One floor below, Pym had given up on extracting anything useful from Black Widow. He stood, exhaled, and fitted his silver helmet back over his head. His thumb found the control on his wrist panel and pressed it.

He expanded to his full giant height, reaching across to the seventh floor with one hand and carefully lifting the ant farm from the floor, transferring it back to the large ant waiting to hold it. The ant accepted the small structure and settled its weight over it again.

Back at normal size, Pym looked at Janet.

"Pan-seared dinosaur tonight? The kitchen crew has been working on it for an hour."

"I'm skeptical," Janet said, "but I'll try anything once." She fell into step beside him as they moved toward the dining room.

Batman and Venom Robin were already in the dining room.

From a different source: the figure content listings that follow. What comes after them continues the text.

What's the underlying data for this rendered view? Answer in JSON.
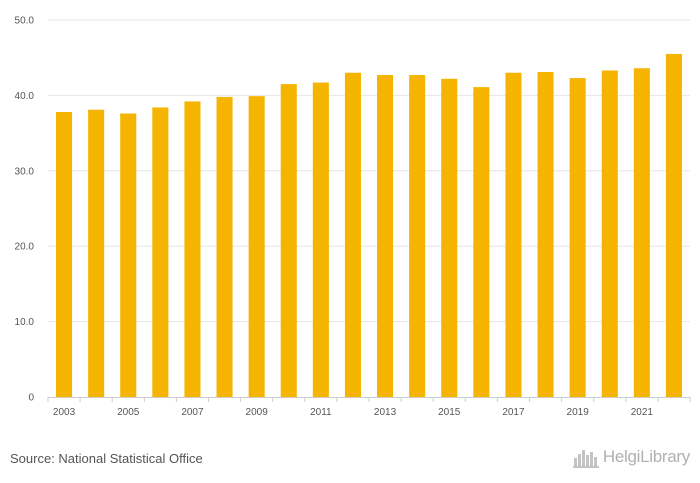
{
  "chart_data": {
    "type": "bar",
    "categories": [
      "2003",
      "2004",
      "2005",
      "2006",
      "2007",
      "2008",
      "2009",
      "2010",
      "2011",
      "2012",
      "2013",
      "2014",
      "2015",
      "2016",
      "2017",
      "2018",
      "2019",
      "2020",
      "2021",
      "2022"
    ],
    "x_tick_labels": [
      "2003",
      "",
      "2005",
      "",
      "2007",
      "",
      "2009",
      "",
      "2011",
      "",
      "2013",
      "",
      "2015",
      "",
      "2017",
      "",
      "2019",
      "",
      "2021",
      ""
    ],
    "values": [
      37.8,
      38.1,
      37.6,
      38.4,
      39.2,
      39.8,
      39.9,
      41.5,
      41.7,
      43.0,
      42.7,
      42.7,
      42.2,
      41.1,
      43.0,
      43.1,
      42.3,
      43.3,
      43.6,
      45.5
    ],
    "ylim": [
      0,
      50
    ],
    "y_ticks": [
      0,
      10,
      20,
      30,
      40,
      50
    ],
    "y_tick_labels": [
      "0",
      "10.0",
      "20.0",
      "30.0",
      "40.0",
      "50.0"
    ],
    "bar_color": "#f5b400",
    "grid": true,
    "title": "",
    "xlabel": "",
    "ylabel": ""
  },
  "footer": {
    "source": "Source: National Statistical Office",
    "logo_text": "HelgiLibrary",
    "logo_icon": "city-skyline-icon"
  }
}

Specifically, they were standing at the refrigerator in the corner, which Batman had opened thirty seconds earlier. On the middle shelf, behind two sealed specimen containers, was a rack of small vials. The liquid inside caught the light with a faint iridescence that didn't match any conventional compound.

Batman lifted one from the rack with two fingers.

On the other side of the wall, footsteps.

Pym and Janet were approaching the dining room door.